Journal Liens Protestants d’octobre 2016

 

 

© LIENS PROTESTANTS
mensuel – octobre 2016

Enseigner le fait religieux, une nécessité

Peut-être l’avez-vous remarqué au fil de vos lectures de l’été ? Quelques expressions « constructives » ont fait leur apparition dans les commentaires d’une actualité, hélas, de plus en plus tragique. À la liste habituelle des « boucs émissaires » et des « y a qu’à », dont trop de commentateurs politiques sont plus friands que d’analyses sérieuses, et de propos apaisants sitôt les horribles attentats commis, sont venues s’ajouter quelques propositions positives.

« Face à la peur, le savoir est essentiel », dit, par exemple, la sociologue Chantal Mornet-Périer1. « Notre premier réflexe doit être de creuser le sillon de la culture », avait estimé de la même manière l’écrivaine belge Colette Nys-Mazure après les attentats de Bruxelles.

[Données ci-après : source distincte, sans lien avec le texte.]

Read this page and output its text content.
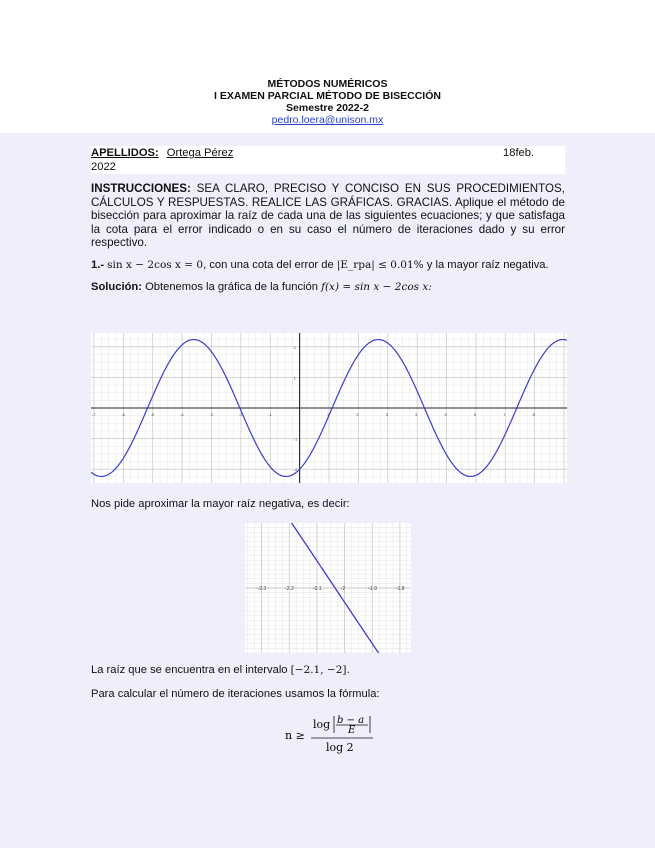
MÉTODOS NUMÉRICOS
I EXAMEN PARCIAL MÉTODO DE BISECCIÓN
Semestre 2022-2
pedro.loera@unison.mx
APELLIDOS: Ortega Pérez	18feb.
2022

INSTRUCCIONES: SEA CLARO, PRECISO Y CONCISO EN SUS PROCEDIMIENTOS, CÁLCULOS Y RESPUESTAS. REALICE LAS GRÁFICAS. GRACIAS. Aplique el método de bisección para aproximar la raíz de cada una de las siguientes ecuaciones; y que satisfaga la cota para el error indicado o en su caso el número de iteraciones dado y su error respectivo.

1.- sin x − 2cos x = 0, con una cota del error de |E_rpa| ≤ 0.01% y la mayor raíz negativa.

Solución: Obtenemos la gráfica de la función f(x) = sin x − 2cos x:

-7	-6	-5	-4	-3	-2	-1	1	2	3	4	5	6	7	8
2
1
-1
-2
Nos pide aproximar la mayor raíz negativa, es decir:
-2.3	-2.2	-2.1	-2	-1.9	-1.8
La raíz que se encuentra en el intervalo [−2.1, −2].
Para calcular el número de iteraciones usamos la fórmula:
n ≥
log b − a
E
log 2
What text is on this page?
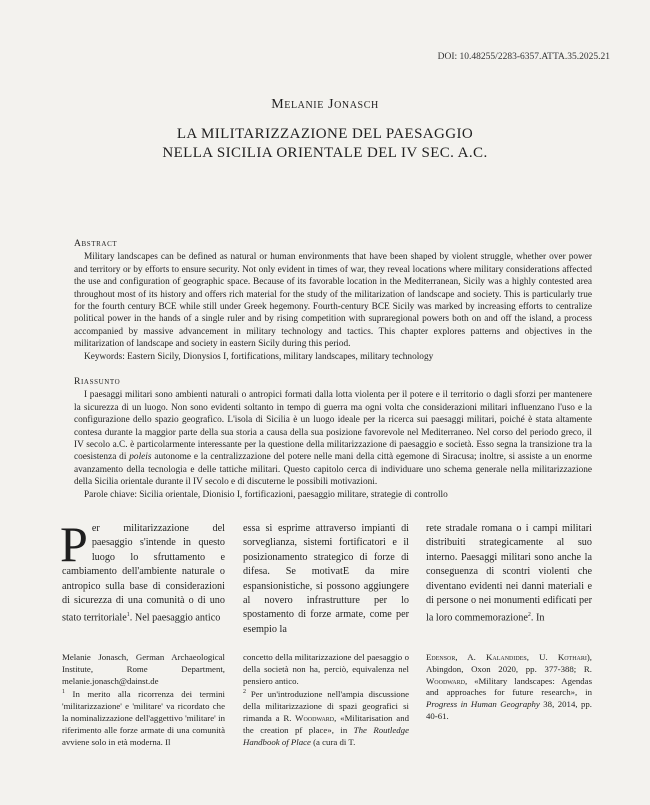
DOI: 10.48255/2283-6357.ATTA.35.2025.21
Melanie Jonasch
LA MILITARIZZAZIONE DEL PAESAGGIO
NELLA SICILIA ORIENTALE DEL IV SEC. A.C.
Abstract
Military landscapes can be defined as natural or human environments that have been shaped by violent struggle, whether over power and territory or by efforts to ensure security. Not only evident in times of war, they reveal locations where military considerations affected the use and configuration of geographic space. Because of its favorable location in the Mediterranean, Sicily was a highly contested area throughout most of its history and offers rich material for the study of the militarization of landscape and society. This is particularly true for the fourth century BCE while still under Greek hegemony. Fourth-century BCE Sicily was marked by increasing efforts to centralize political power in the hands of a single ruler and by rising competition with supraregional powers both on and off the island, a process accompanied by massive advancement in military technology and tactics. This chapter explores patterns and objectives in the militarization of landscape and society in eastern Sicily during this period.
Keywords: Eastern Sicily, Dionysios I, fortifications, military landscapes, military technology
Riassunto
I paesaggi militari sono ambienti naturali o antropici formati dalla lotta violenta per il potere e il territorio o dagli sforzi per mantenere la sicurezza di un luogo. Non sono evidenti soltanto in tempo di guerra ma ogni volta che considerazioni militari influenzano l'uso e la configurazione dello spazio geografico. L'isola di Sicilia è un luogo ideale per la ricerca sui paesaggi militari, poiché è stata altamente contesa durante la maggior parte della sua storia a causa della sua posizione favorevole nel Mediterraneo. Nel corso del periodo greco, il IV secolo a.C. è particolarmente interessante per la questione della militarizzazione di paesaggio e società. Esso segna la transizione tra la coesistenza di poleis autonome e la centralizzazione del potere nelle mani della città egemone di Siracusa; inoltre, si assiste a un enorme avanzamento della tecnologia e delle tattiche militari. Questo capitolo cerca di individuare uno schema generale nella militarizzazione della Sicilia orientale durante il IV secolo e di discuterne le possibili motivazioni.
Parole chiave: Sicilia orientale, Dionisio I, fortificazioni, paesaggio militare, strategie di controllo
Per militarizzazione del paesaggio s'intende in questo luogo lo sfruttamento e cambiamento dell'ambiente naturale o antropico sulla base di considerazioni di sicurezza di una comunità o di uno stato territoriale$^1$. Nel paesaggio antico
essa si esprime attraverso impianti di sorveglianza, sistemi fortificatori e il posizionamento strategico di forze di difesa. Se motivatE da mire espansionistiche, si possono aggiungere al novero infrastrutture per lo spostamento di forze armate, come per esempio la
rete stradale romana o i campi militari distribuiti strategicamente al suo interno. Paesaggi militari sono anche la conseguenza di scontri violenti che diventano evidenti nei danni materiali e di persone o nei monumenti edificati per la loro commemorazione$^2$. In

Melanie Jonasch, German Archaeological Institute, Rome Department, melanie.jonasch@dainst.de

$^1$ In merito alla ricorrenza dei termini 'militarizzazione' e 'militare' va ricordato che la nominalizzazione dell'aggettivo 'militare' in riferimento alle forze armate di una comunità avviene solo in età moderna. Il

concetto della militarizzazione del paesaggio o della società non ha, perciò, equivalenza nel pensiero antico.

$^2$ Per un'introduzione nell'ampia discussione della militarizzazione di spazi geografici si rimanda a R. Woodward, «Militarisation and the creation pf place», in The Routledge Handbook of Place (a cura di T.

Edensor, A. Kalandides, U. Kothari), Abingdon, Oxon 2020, pp. 377-388; R. Woodward, «Military landscapes: Agendas and approaches for future research», in Progress in Human Geography 38, 2014, pp. 40-61.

« Échanger entre personnes de convictions différentes permet d’avancer et de défaire le fanatisme », analyse de son côté le rédacteur en chef de la revue Études2.

Comprendre ce qui se passe dans notre monde de plus en plus chaotique devient en effet, aujourd’hui, un devoir citoyen. Ne serait- ce que pour sortir de la peur et pour échapper aux tentations de la haine qui se multiplient. Et pour reconstruire une société apaisée, fraternelle et juste.

Les moyens ne nous manquent pas et les initiatives se multiplient. L’une d’entre elles est majeure car elle concerne toutes les composantes du pays, de l’école aux entreprises. Elle engage les politiques comme les citoyens, les croyants comme les incroyants. Il s’agit de l’enseignement du fait religieux.

La notion de « fait religieux », à ne surtout pas confondre avec la foi, a été mise en lumière par le grand historien Jean Delumeau, membre honoraire du Collège de France. Elle a fait, quelques années plus tard, l’objet d’un rapport public du philosophe Régis Debray, encourageant l’étude du fait religieux à l’école.

Son objectif : dans l’histoire de l’humanité, apprendre à distinguer le contenu des religions – qui est de l’ordre de la foi des croyants – de leurs apports culturels (patrimoine artistique, musique, littérature, etc.) et, plus encore, à les distinguer de l’instrumentalisation politique – le plus souvent extrémiste – qui en est faite. Le pape François vient de le souligner : « Une instrumentalisation politique et un extrémisme religieux, touchent toutes les religions aujourd’hui encore. »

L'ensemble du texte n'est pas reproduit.